Il serait incongru de penser que la mise en exergue du droit des usagers pourrait porter atteinte au droit des salariés. Nous serions en présence de deux dispositifs de droits contradictoires : la promotion de l'un ne pourrait se faire qu'au détriment de l'autre. Comment pourrait-on imaginer respecter les usagers si d'abord les salariés, qui ont un rôle d'interface entre les usagers et l'institution, ne sont pas respectés.
Ce n'est pas en se substituant aux usagers que les professionnels apportent des solutions, mais en leur permettant de reprendre prise sur leur vie et leur destin qu'ils offriront les meilleurs conditions pour leur épanouissement. Il s'agit de se risquer dans une volonté de recollectiviser un problème socialement individualisé.
Il faut donc inventer des lieux de débats, espaces de citoyennetés, où les individus se réunissent pour devenir acteurs, producteurs de leur existence. Il est de la responsabilité des professionnels de créer les conditions qui permettront aux personnes en difficulté (et/ou leur parent) de se rencontrer, de partager leurs problèmes, de les confronter. Ce partage de ce qui fait leur vie de tous les jours, non pas à partir de ce qui les stigmatise mais à partir de ce qu'ils vivent, de ce qu'ils réussissent, de ce qu'ils tentent, des attitudes qu'ils cherchent à les découvrir, de ce qui les motive, bref de ce qui ne les disqualifie pas à priori va modifier en profondeur les rapports jusque-là établis dans les établissements et services. Il va falloir s'intéresser à la personne pour ce qu'elle est, au delà de son symptôme dans le cadre d'un espace de débats.
Le respect pris au sens philosophique du terme définit un rapport à l'autre dans une reconnaissance de sa personne en tant qu'égal de soi-même. cela implique une certaine distance dans les rapports quotidiens, dans les attitudes, les paroles, autant de signes de considération mutuelle que nous nous apportons.

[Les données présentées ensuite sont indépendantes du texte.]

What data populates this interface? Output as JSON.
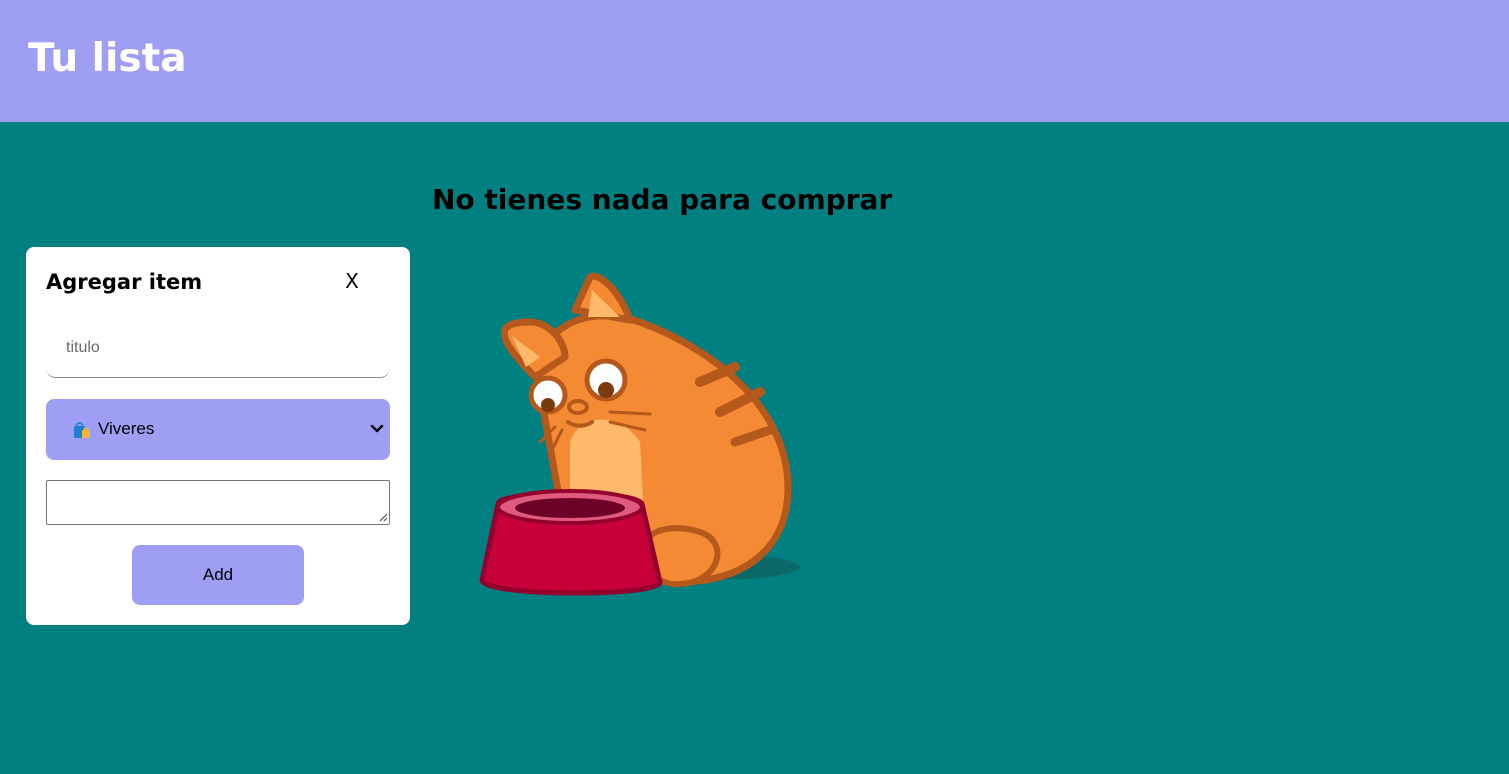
{
  "header": {
    "title": "Tu lista"
  },
  "main": {
    "empty_message": "No tienes nada para comprar"
  },
  "illustration": {
    "name": "cat-empty-bowl"
  },
  "form": {
    "title": "Agregar item",
    "close_label": "X",
    "title_placeholder": "titulo",
    "title_value": "",
    "category": {
      "selected": "Viveres",
      "icon": "shopping-bags-icon"
    },
    "notes_value": "",
    "add_label": "Add"
  },
  "colors": {
    "header_bg": "#9e9ef5",
    "page_bg": "#008080",
    "accent": "#9e9ef5",
    "panel_bg": "#ffffff"
  }
}
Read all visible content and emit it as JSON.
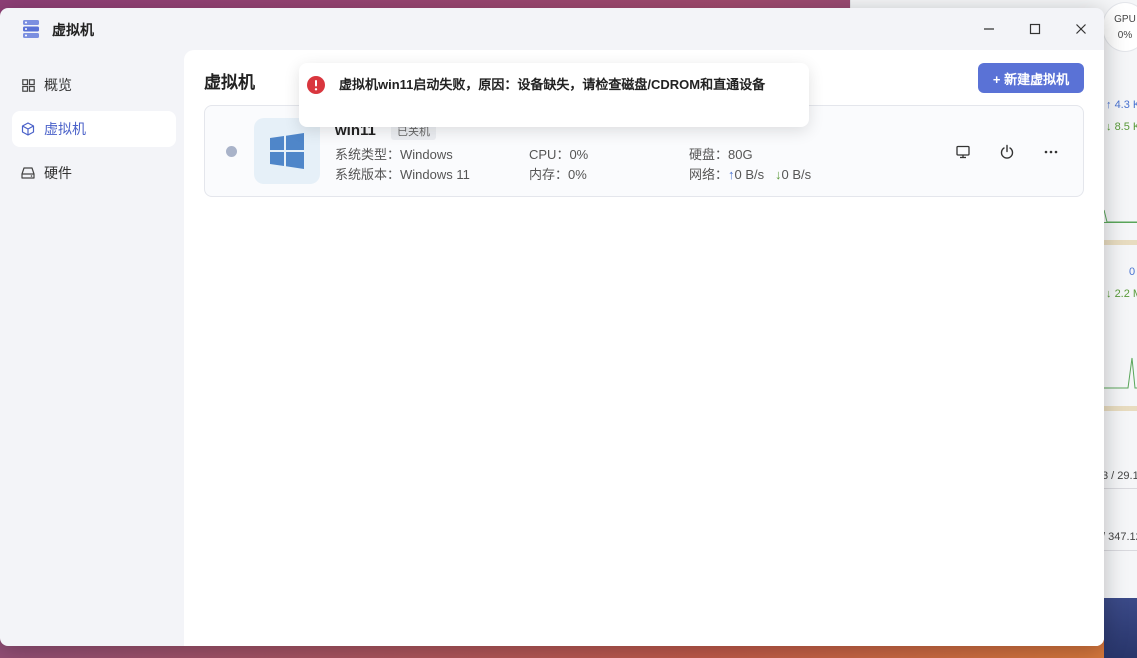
{
  "background_widget": {
    "gpu_label": "GPU",
    "gpu_value": "0%",
    "up_rate": "4.3 K",
    "down_rate": "8.5 K",
    "value_0": "0",
    "rate_2": "2.2 M",
    "mem_partial": "3 / 29.1",
    "disk_partial": "/ 347.12"
  },
  "window": {
    "title": "虚拟机",
    "controls": {
      "minimize": "minimize",
      "maximize": "maximize",
      "close": "close"
    }
  },
  "sidebar": {
    "items": [
      {
        "label": "概览",
        "icon": "grid-icon",
        "active": false
      },
      {
        "label": "虚拟机",
        "icon": "cube-icon",
        "active": true
      },
      {
        "label": "硬件",
        "icon": "drive-icon",
        "active": false
      }
    ]
  },
  "main": {
    "title": "虚拟机",
    "new_button": "+ 新建虚拟机"
  },
  "vm": {
    "name": "win11",
    "state": "已关机",
    "os_type_label": "系统类型：",
    "os_type": "Windows",
    "os_version_label": "系统版本：",
    "os_version": "Windows 11",
    "cpu_label": "CPU：",
    "cpu": "0%",
    "mem_label": "内存：",
    "mem": "0%",
    "disk_label": "硬盘：",
    "disk": "80G",
    "net_label": "网络：",
    "net_up": "0 B/s",
    "net_down": "0 B/s",
    "up_arrow": "↑",
    "down_arrow": "↓"
  },
  "toast": {
    "type": "error",
    "message": "虚拟机win11启动失败，原因：设备缺失，请检查磁盘/CDROM和直通设备"
  },
  "colors": {
    "accent": "#5a72d6",
    "error": "#d9363e",
    "status_off": "#a9b3c9"
  }
}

Une des résistances des professionnels à l'évolution des rapports au sein des institutions fait souvent appel à leur inquiétude de permettre aux usagers et à leurs familles, d'avoir accès à des espaces institutionnels risquant d'être dommageable à l'évolution de la prise en charge ou de l'accompagnement.
Certes, le consommateur trouve une plus grande variété de produits dans un supermarché mais il y perd la qualité de la proximité du commerce de quartier (notamment les relations humaines). L'usager a-t-il d'abord besoin d'une offre élargie ou d'une relation de voisinage ?
en effet, le droit des usagers ne relève pas de l'évidence. À l'origine de l'action sociale, le droit des pauvres et des exclus pouvait paraître une incongruité. le simple fait de faire leur bien suffisait à exonérer l'intervenant de toute obligation de bienveillance à leur égard. C'est très progressivement que la reconnaissance de la personne aidée en tant que sujet a taillé son chemin dans l'enfer pavé de bonnes intentions inspirées du modèle caritatif, les affres sécuritaires du contrôle social, les relations de domination dérivées de la professionnalisation du travail social ou encore les logiques interprétatives, parfois abusives, issues des courants psychanalytiquess.
Après le droit de la consommation, le droit des administrés, celui des patients, il est indispensable que les usagers de l'action sociale disposent d'un texte spécifique attestant leurs droits et libertés. C'est le Code de l'Action Sociale des familles qui est désormais le support de cette ambition législative.
La frontière est cependant étroite entre l'affirmation de l'individu et le repli sur l'individualisme.
Le contrat introduit une toute autre façon d'envisager la relation. Le contrat est un modèle relationnel basé sur la reconnaissance, a priori, de l'autonomie des compétences de chacun des acteurs.